И он еще и еще раз ударил меня по лицу косами, моими же косами, а потом засунул их мне в рот вместо кляпа и туго обвязал вокруг шеи, затянув сзади узлом, а те двое, что держали меня, все время смеялись.
И все, кто смотрел на это, смеялись тоже. И когда я увидела в зеркале, что они смеются, я заплакала в первый раз за все время, потому что после расстрела моих родителей все во мне оледенело и у меня не стало слез.
Потом тот, который заткнул мне рот, стал стричь меня машинкой сначала от лба к затылку, потом макушку, потом за ушами и всю голову кругом, а те двое держали меня, так что я все видела в зеркале, но я не верила своим глазам и плакала и плакала, но не могла отвести глаза от страшного лица с раскрытым ртом, заткнутым отрезанными косами, и головы, которую совсем оголили.
А покончив со своим делом, он взял склянку с йодом с полки парикмахера (парикмахера они тоже убили — за то, что он был членом профсоюза, и он лежал на дороге, и меня приподняли над ним, когда тащили с улицы) и, смочив йодом стеклянную пробку, он смазал мне ухо там, где был порез, и эта легкая боль дошла до меня сквозь все мое горе и весь мой ужас. Потом он зашел спереди и йодом написал мне на лбу три буквы СДШ [98], и выводил он их медленно и старательно, как художник. Я все это видела в зеркале, но больше уже не плакала, потому что сердце во мне оледенело от мысли об отце и о матери, и все, что делали со мной, уже казалось мне пустяком.
Кончив писать, фалангист отступил на шаг назад, чтобы полюбоваться своей работой, а потом поставил склянку с йодом на место и опять взял в руки машинку для стрижки: «Следующая!» Тогда меня потащили из парикмахерской, крепко ухватив с двух сторон под руки, и на пороге я споткнулась о парикмахера, который все еще лежал там кверху лицом, и лицо у него было серое, и тут мы чуть не столкнулись с Консепсион Гарсиа, моей лучшей подругой, которую двое других тащили с улицы. Она сначала не узнала меня, но потом узнала и закричала. Ее крик слышался все время, пока меня тащили через площадь, и в подъезд ратуши, и вверх по лестнице, в кабинет моего отца, где меня бросили на диван. Там-то и сделали со мной нехорошее.

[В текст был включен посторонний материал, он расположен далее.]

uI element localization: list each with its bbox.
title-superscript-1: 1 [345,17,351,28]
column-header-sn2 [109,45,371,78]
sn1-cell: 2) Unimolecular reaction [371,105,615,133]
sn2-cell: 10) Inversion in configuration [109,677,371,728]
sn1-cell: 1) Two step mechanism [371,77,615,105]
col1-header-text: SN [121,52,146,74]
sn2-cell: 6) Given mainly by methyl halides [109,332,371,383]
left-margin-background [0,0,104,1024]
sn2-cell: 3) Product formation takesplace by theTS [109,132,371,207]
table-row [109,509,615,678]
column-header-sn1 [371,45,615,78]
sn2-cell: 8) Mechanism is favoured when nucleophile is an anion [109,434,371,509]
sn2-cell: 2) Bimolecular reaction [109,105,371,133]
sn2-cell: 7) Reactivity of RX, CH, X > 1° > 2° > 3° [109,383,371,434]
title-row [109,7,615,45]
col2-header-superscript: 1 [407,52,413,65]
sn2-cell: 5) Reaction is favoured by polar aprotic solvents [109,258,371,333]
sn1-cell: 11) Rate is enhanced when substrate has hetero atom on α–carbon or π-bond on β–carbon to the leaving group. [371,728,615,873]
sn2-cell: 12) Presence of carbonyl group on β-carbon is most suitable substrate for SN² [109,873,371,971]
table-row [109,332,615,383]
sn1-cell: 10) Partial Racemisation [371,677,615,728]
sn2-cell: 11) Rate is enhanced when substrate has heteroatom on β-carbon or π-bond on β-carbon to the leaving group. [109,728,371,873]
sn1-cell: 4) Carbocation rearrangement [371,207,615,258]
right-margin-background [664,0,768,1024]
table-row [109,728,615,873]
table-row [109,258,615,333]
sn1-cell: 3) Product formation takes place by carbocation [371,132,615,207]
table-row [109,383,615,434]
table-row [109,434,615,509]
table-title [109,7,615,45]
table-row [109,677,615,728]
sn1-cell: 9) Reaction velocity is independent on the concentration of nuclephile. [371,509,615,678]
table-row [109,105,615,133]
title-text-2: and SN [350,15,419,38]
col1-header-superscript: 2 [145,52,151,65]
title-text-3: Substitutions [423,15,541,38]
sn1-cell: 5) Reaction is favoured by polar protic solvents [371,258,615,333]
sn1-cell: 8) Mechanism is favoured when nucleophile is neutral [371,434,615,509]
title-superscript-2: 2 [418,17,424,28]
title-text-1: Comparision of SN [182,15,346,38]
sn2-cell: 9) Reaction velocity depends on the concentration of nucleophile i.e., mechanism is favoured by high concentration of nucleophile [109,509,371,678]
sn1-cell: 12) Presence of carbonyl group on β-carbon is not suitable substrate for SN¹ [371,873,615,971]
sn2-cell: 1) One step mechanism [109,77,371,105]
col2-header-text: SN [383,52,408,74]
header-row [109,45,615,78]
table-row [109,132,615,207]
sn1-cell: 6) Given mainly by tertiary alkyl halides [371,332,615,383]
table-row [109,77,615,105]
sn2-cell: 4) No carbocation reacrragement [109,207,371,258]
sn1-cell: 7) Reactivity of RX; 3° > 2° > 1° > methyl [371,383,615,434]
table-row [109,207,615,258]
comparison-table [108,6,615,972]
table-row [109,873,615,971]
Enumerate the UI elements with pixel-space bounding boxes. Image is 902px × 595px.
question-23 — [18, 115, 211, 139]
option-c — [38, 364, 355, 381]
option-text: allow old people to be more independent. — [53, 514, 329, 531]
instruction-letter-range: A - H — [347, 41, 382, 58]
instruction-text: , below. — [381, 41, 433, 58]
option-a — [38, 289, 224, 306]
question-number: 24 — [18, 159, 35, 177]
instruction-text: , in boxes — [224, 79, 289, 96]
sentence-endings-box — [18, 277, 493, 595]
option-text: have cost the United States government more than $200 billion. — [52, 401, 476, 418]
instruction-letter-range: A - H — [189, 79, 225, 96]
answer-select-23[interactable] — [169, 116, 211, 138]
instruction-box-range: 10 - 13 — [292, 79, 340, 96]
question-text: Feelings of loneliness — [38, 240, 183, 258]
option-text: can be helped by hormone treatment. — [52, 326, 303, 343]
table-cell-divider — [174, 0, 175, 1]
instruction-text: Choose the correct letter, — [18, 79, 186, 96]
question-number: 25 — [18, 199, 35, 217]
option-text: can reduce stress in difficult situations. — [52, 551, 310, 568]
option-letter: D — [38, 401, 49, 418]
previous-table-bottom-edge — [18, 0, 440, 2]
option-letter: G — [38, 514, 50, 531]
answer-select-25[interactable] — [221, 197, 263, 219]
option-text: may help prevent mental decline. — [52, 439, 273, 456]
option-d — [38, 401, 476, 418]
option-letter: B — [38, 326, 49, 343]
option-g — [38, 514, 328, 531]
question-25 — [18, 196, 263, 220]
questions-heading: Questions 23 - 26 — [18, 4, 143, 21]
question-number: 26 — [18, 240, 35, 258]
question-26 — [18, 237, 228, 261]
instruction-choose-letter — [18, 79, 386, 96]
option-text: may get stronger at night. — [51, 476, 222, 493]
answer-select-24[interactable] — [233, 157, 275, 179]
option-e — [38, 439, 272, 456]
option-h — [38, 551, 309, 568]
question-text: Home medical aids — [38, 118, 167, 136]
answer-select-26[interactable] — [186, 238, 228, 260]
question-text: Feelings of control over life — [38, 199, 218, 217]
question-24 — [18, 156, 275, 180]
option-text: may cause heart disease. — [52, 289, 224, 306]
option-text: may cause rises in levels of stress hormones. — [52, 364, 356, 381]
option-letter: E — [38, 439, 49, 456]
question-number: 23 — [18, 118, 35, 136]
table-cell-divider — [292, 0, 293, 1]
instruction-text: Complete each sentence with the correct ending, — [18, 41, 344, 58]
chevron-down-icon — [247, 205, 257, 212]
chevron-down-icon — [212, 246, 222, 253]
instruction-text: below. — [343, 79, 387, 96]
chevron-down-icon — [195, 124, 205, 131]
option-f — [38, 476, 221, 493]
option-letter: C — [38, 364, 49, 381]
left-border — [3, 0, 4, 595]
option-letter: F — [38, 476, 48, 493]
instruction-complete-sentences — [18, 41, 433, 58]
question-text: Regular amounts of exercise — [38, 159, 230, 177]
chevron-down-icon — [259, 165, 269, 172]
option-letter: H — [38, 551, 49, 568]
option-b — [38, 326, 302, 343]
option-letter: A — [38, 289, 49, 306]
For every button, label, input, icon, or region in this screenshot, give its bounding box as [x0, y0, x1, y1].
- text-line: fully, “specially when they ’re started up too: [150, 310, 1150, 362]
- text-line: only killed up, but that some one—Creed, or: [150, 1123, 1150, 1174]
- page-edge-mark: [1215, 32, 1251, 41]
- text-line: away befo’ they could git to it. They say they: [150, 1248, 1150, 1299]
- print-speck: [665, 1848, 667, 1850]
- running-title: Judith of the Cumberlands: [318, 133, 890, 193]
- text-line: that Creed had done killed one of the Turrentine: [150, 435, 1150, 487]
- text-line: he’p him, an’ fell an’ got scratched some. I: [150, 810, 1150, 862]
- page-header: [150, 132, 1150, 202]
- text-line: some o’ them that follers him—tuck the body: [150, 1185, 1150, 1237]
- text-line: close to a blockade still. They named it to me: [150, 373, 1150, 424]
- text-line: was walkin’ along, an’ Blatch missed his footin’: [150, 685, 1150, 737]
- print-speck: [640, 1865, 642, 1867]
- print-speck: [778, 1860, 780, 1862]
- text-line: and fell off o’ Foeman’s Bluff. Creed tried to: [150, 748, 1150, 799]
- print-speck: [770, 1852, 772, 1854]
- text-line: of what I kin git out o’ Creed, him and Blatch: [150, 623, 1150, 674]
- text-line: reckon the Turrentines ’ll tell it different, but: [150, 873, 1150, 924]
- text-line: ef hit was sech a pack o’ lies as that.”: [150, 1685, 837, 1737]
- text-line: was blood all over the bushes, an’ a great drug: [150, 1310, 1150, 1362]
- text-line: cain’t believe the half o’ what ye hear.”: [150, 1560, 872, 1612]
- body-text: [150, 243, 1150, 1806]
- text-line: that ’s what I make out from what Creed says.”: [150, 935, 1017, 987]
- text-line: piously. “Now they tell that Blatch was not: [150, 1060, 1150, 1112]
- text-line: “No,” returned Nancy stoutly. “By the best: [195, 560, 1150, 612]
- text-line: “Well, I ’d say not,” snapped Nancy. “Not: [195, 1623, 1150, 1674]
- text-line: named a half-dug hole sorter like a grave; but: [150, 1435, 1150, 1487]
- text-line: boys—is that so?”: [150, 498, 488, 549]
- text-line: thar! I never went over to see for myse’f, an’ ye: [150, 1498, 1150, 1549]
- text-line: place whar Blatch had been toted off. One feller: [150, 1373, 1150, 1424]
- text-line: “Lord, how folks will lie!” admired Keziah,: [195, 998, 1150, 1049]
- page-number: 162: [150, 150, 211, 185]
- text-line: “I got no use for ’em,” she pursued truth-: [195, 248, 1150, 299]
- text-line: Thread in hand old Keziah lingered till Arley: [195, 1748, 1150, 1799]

— Зайчонок мой, — сказал Роберт Джордан и прижал ее к себе так крепко и так нежно, как только мог. Но он ненавидел так, как только может ненавидеть человек. — Не надо больше говорить об этом. Не надо больше ничего рассказывать мне, потому что я задыхаюсь от ненависти.
Она лежала в его объятиях холодная и неподвижная и немного спустя сказала:
— Да. Я больше никогда не буду говорить об этом. Но это плохие люди, я хотела бы и сама убить хоть нескольких из них, если б можно было. Но я сказала это тебе, только чтобы твоя гордость не страдала, если я буду твоей женой. Чтобы ты понял все.
— Хорошо, что ты мне рассказала, — ответил он. — Потому что завтра, если повезет, мы многих убьем.